🔥 Buterin: cache-first tables beat big RAM for crypto speed

posted  5 Oct 2025
Photo - Buterin: cache-first tables beat big RAM for crypto speed
Ethereum co-founder Vitalik Buterin published a technical post on Oct. 5, 2025, stating that memory access time grows with the cube root of memory size rather than remaining constant. The post appeared on his personal site at vitalik.eth.limo.
Buterin's research shows memory access latency scales as O(N^1/3) instead of O(1). He presented a physical model explaining why access slows as memory grows and included measurements across cache, RAM and other memory tiers. The measurements matched the cube-root scaling pattern.
The post examines how this affects cryptographic engineering. Developers often create large precomputed tables for operations like elliptic-curve calculations. Buterin's findings show that once these tables grow beyond CPU cache size, they become slower than smaller tables that fit in cache. The cost of fetching data increases with memory size, making bigger tables counterproductive.

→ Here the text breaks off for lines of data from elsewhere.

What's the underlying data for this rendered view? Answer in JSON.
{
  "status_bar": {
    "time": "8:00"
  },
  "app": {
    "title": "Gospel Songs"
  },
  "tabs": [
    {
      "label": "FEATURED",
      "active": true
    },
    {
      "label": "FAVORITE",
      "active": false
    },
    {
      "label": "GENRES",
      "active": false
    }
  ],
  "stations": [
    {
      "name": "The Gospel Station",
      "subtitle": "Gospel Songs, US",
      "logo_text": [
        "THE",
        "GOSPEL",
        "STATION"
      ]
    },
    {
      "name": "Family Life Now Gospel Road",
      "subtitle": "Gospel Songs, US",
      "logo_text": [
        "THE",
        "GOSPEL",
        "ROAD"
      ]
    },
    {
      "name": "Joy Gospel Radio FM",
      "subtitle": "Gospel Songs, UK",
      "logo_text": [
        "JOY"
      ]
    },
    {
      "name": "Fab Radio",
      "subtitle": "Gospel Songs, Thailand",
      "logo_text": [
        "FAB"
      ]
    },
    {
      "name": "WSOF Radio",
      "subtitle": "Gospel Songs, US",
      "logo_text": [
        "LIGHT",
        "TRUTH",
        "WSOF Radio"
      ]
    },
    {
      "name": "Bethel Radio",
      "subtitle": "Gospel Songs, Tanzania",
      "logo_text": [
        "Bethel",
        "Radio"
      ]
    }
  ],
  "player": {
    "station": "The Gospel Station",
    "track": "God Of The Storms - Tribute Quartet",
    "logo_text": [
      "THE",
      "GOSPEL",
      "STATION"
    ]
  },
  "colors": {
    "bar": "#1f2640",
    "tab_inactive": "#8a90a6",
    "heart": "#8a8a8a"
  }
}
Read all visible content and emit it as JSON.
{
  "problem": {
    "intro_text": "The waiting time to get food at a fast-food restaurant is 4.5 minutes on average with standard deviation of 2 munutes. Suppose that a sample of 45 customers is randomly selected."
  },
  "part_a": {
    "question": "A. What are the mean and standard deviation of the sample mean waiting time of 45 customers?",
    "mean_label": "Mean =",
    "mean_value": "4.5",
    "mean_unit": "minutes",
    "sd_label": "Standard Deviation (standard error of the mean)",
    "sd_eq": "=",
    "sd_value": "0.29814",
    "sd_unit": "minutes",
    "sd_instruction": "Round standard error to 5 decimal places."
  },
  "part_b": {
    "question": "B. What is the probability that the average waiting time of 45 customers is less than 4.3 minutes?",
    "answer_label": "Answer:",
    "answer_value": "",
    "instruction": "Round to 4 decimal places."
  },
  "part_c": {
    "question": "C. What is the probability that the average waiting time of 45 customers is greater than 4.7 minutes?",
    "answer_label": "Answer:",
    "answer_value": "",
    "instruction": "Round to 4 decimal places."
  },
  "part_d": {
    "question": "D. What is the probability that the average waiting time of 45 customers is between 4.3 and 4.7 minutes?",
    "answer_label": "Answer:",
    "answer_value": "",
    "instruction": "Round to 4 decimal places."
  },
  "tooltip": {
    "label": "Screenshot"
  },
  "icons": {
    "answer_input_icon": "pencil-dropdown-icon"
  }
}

Buterin explained that physical layout drives this behavior. Processors and memory sit at different distances, and more capacity requires more physical space. Greater distance means longer access times as systems scale. He wrote that developers should account for memory distance and hierarchy when designing algorithms rather than assuming uniform access time.

Also read: Buterin says PeerDAS will make L2 faster

The post covers practical applications in blockchain workloads and zero-knowledge systems that use heavy precomputation. Buterin's analysis addresses how engineers can choose table sizes and data layouts to reduce cache misses in proof systems and signature verification.

Buterin regularly publishes technical notes on cryptography and Ethereum performance. The Oct. 5 post adds to that work with a model and measurements focused on memory-aware design. The research targets blockchain clients and cryptographic libraries that rely on precomputation strategies.